Learning objectives:
- …
- …
- …
At this point, we have written code to draw some interesting features in our inflammation data, loop over all our data files to quickly draw these plots for each of them, and have Julia make decisions based on what it sees in our data. But, our code is getting pretty long and complicated. What if we had thousands of datasets, and didn’t want to generate a figure for every single one? Commenting out the figure-drawing code is a nuisance. Also, what if we want to use that code again, on a different dataset or at a different point in our program? Cutting and pasting it is going to make our code get very long and very repetitive, very quickly. We’d like a way to package our code so that it is easier to reuse, and Julia provides this by letting us define things called ‘functions’ — a shorthand way of re-executing longer pieces of code.
Below you can see the generic syntax to create a function in Julia:
function function_name(argument1, argument2, ...)
do things
end
Let’s start by creating a function called fahr_to_celsius that converts temperature from Fahrenheit to Celsius:
function fahr_to_celsius(temperature)
(temperature-32)*(5/9)
end
Let’s now test our function by converting a temperature of 32 Fahrenheit to Celsius
println("Freezing point of water: ", fahr_to_celsius(32), " C")

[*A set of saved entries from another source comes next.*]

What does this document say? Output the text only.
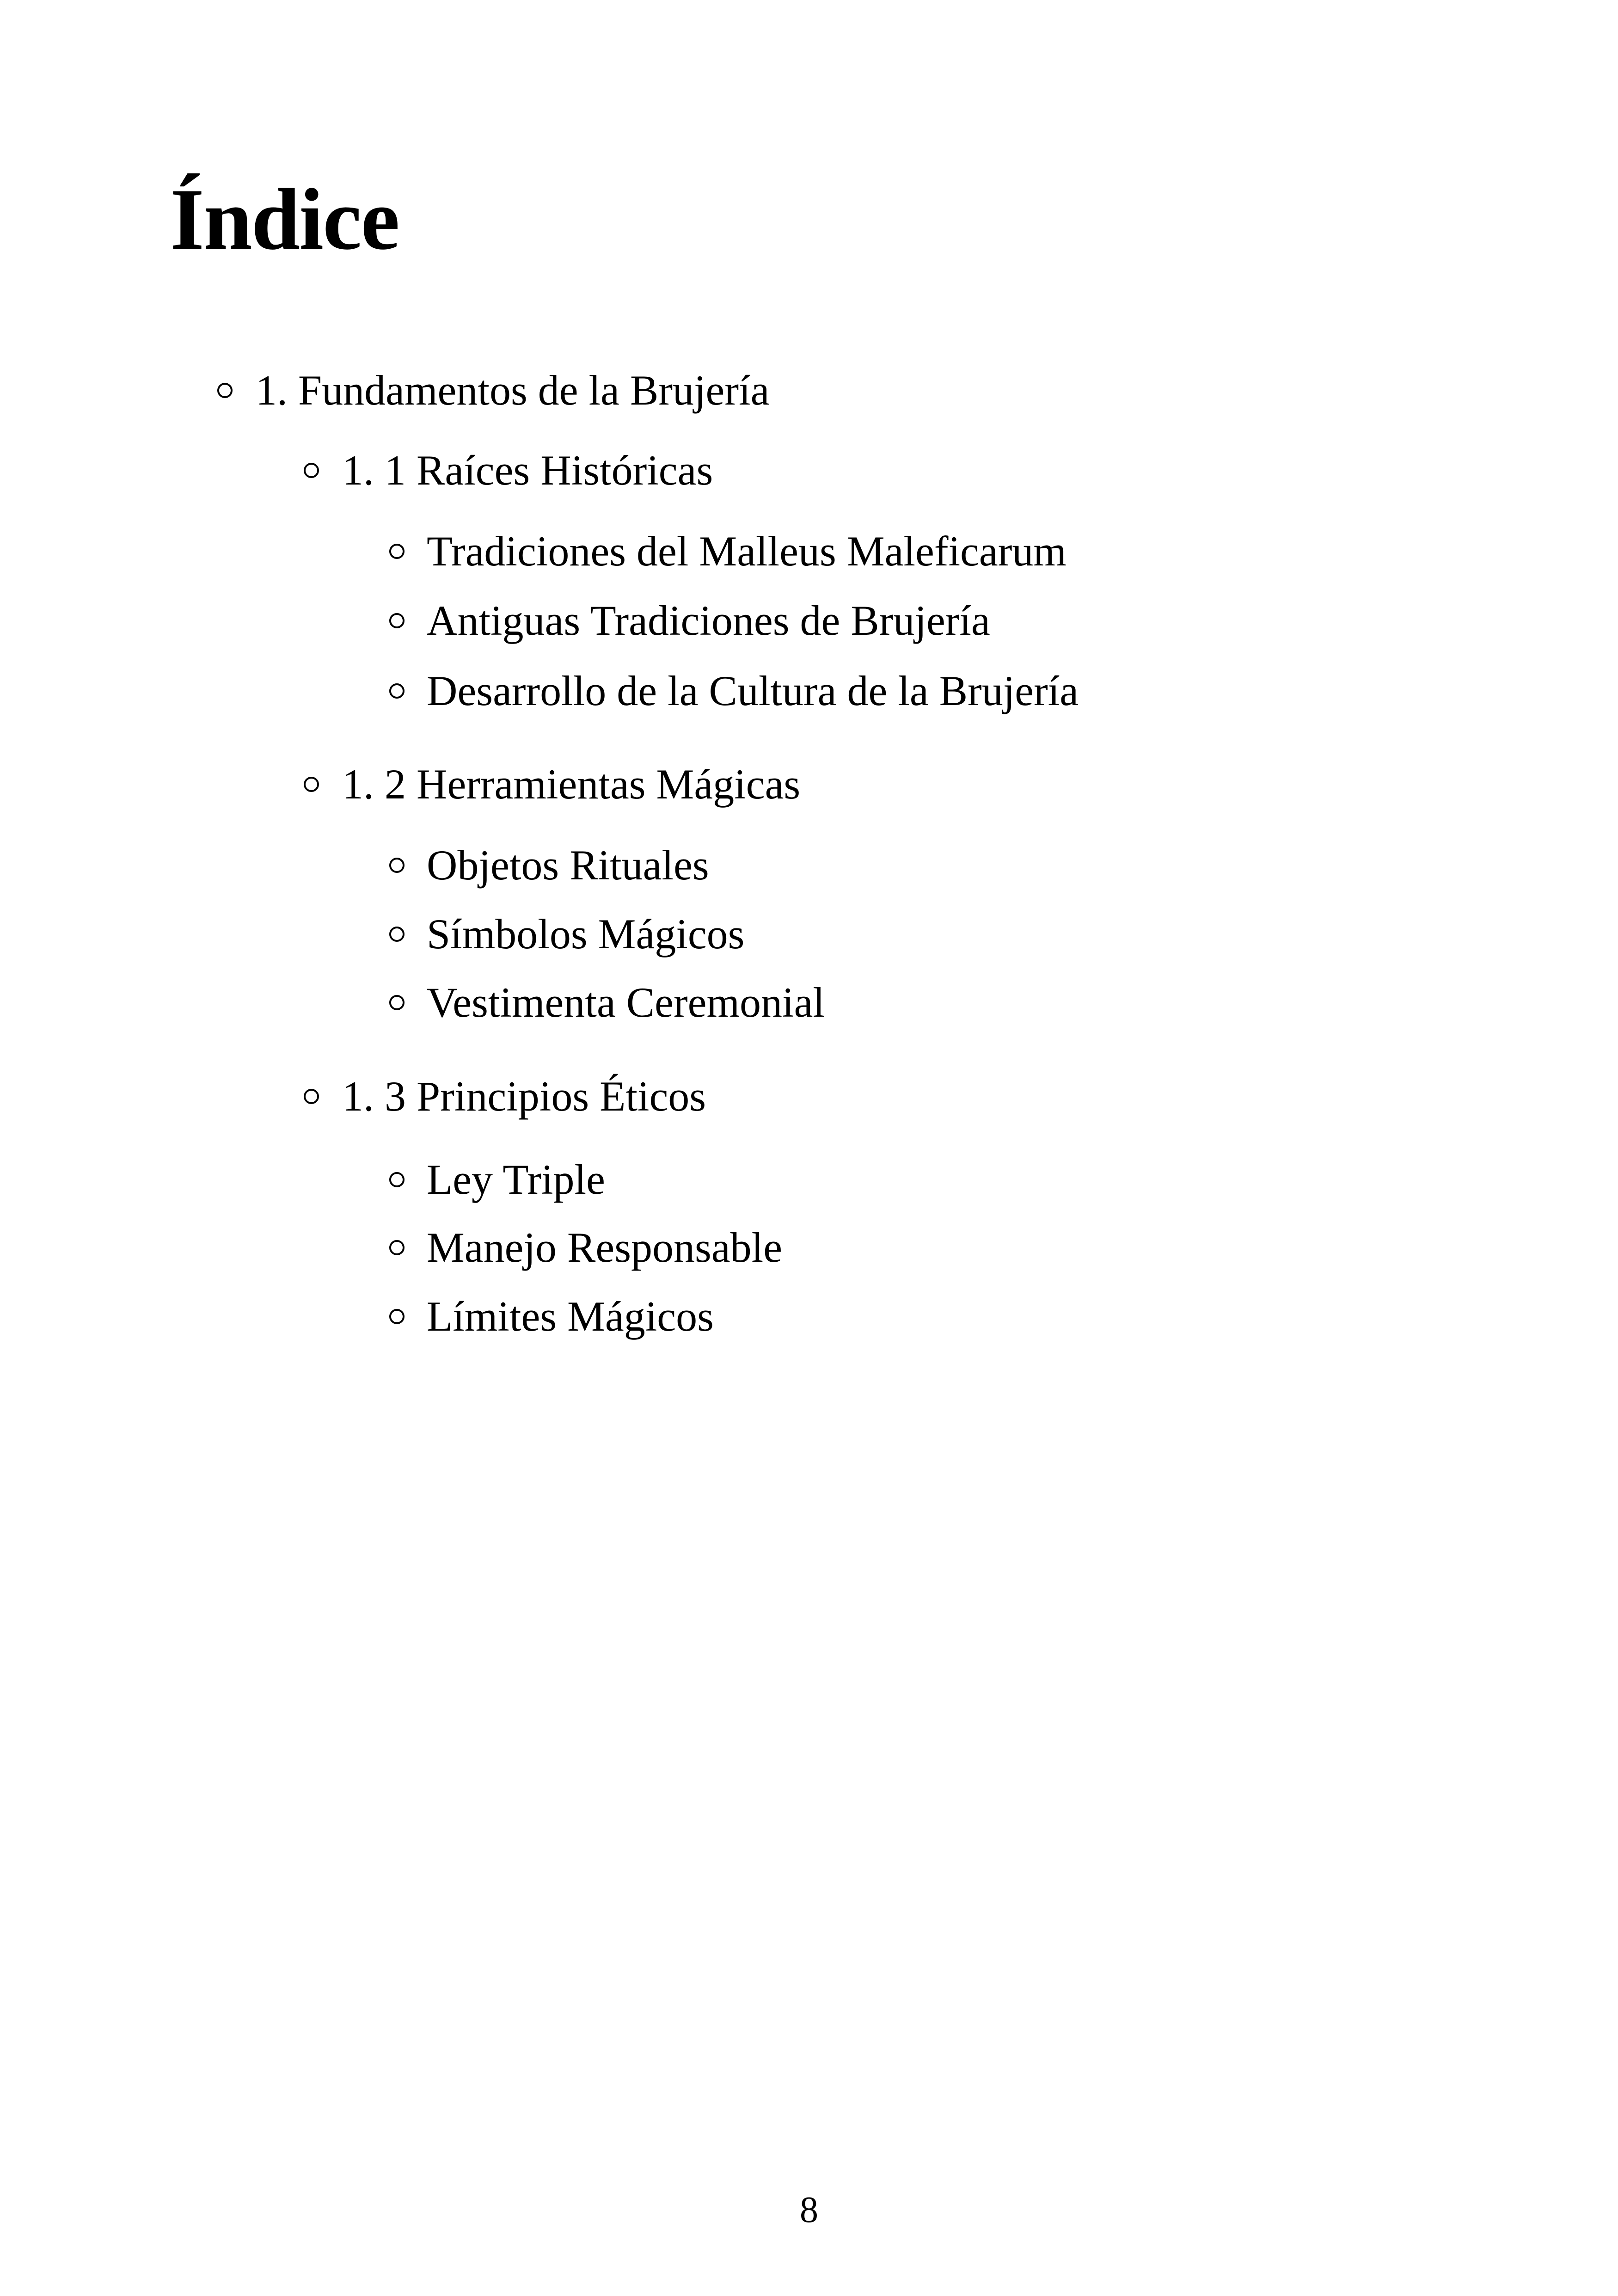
Índice
1. Fundamentos de la Brujería
1. 1 Raíces Históricas
Tradiciones del Malleus Maleficarum
Antiguas Tradiciones de Brujería
Desarrollo de la Cultura de la Brujería
1. 2 Herramientas Mágicas
Objetos Rituales
Símbolos Mágicos
Vestimenta Ceremonial
1. 3 Principios Éticos
Ley Triple
Manejo Responsable
Límites Mágicos
8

Freezing point of water: 0.0 C
In Julia, as we learnt in loops and conditionals before, there is an alternative and more compact way to declare the function in a single line:
fahr_to_celsius2(temperature) = (temperature-32)*(5/9)
If you convert 32 Fahrenheit to Celsius using the fahr_to_celsius2 function, you will get the same answer:
println("Freezing point of water: ", fahr_to_celsius2(32), " C")
Freezing point of water: 0.0 C
You can also create a so called “anonymous” function, without giving a function name, using either of these syntaxes:
??????temperature -> (temperature-32)*(5/9)
function (temperature)
(temperature-32)*(5/9)
end
?????????????
This creates a function taking one argument temperature and returning the value of the (temperature-32)(5/9)* at that value. Notice that the result is a generic function, but with a compiler-generated name based on consecutive numbering. The primary use for anonymous functions is passing them to functions which take other functions as arguments. A classic example is the map() function, which applies a function to each value of an array and returns a new array containing the resulting values. We will talk about the map() function later in this section.
Let’s create now a function that converts Celsius to Kelvin.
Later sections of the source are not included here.